Much was made, in the commentary when I did the trip to Wellington for the 2008 centenary, of the Raurimu spiral where the land rises sharply after the National Park. Laying the track in a spiral formation and running it through tunnels allowed trains to gain the necessary altitude. What was admirable for its time may be no longer fit for purpose.

Auckland’s underground light rail project has been criticised as being “heavy on concrete”. That would be only one of the multiple problems in constructing an electrified rail system between our towns and cities. But unlike the Auckland situation, extended passenger rail would in the long run be worth it because the choices are few when it comes to long distance.

I recently explored the non-flying options of travelling to Wellington to support a friend recovering from serious surgery. Intercity fossil-fuelled buses take the same time as the mostly electrified railcars did but I would be stuck to my seat for 12 hours. And buses don’t have toilets. Passengers are expected to last the approximately three hours between stops where toilets are available. For the very young, or very old (like me) that must make the trip at times uncomfortable.

I could do it overnight in a bus with on-board toilets. It would cost $60.25, leaving from the Albany station near me at 5.15pm and arriving in Wellington for early breakfast at 6.30am the next day.

But I’ve decided to compromise my no-flying principles by flying one way and hitching a lift back in another friend’s car. I played the offset game by ticking the box when I booked. But how serious is an extra $1.50?
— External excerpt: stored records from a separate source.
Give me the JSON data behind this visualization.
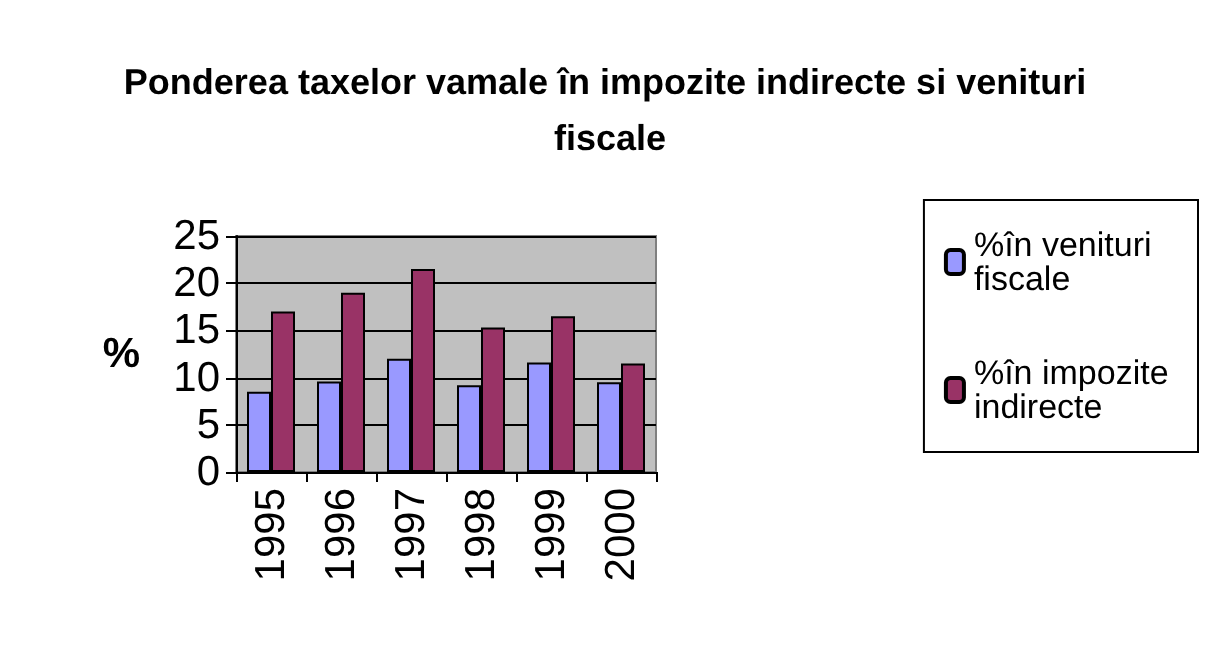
{
  "chart_data": {
    "type": "bar",
    "title": "Ponderea taxelor vamale în impozite indirecte si venituri fiscale",
    "ylabel": "%",
    "categories": [
      "1995",
      "1996",
      "1997",
      "1998",
      "1999",
      "2000"
    ],
    "series": [
      {
        "name": "%în venituri fiscale",
        "color": "#9999ff",
        "values": [
          8.5,
          9.6,
          12,
          9.2,
          11.6,
          9.5
        ]
      },
      {
        "name": "%în impozite indirecte",
        "color": "#993366",
        "values": [
          17,
          19,
          21.5,
          15.3,
          16.5,
          11.5
        ]
      }
    ],
    "ylim": [
      0,
      25
    ],
    "yticks": [
      0,
      5,
      10,
      15,
      20,
      25
    ],
    "grid": "y",
    "legend": "right"
  }
}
We hang our heads in fear (well, some of us do) about the effects of methane emissions from animals and natural gas, and the difficulties of reductions. But the possibility of reducing CO2 from car and truck exhausts appears, for the near future, equally grim.

Yet, it’s the near future that we must be most concerned about, according to the most recent IPCC report. Emissions must peak by 2025 if we’re not to face a global average temperature rise of 3 degrees by the end of the century. That is unthinkable.

We have to do whatever we can, as soon as possible.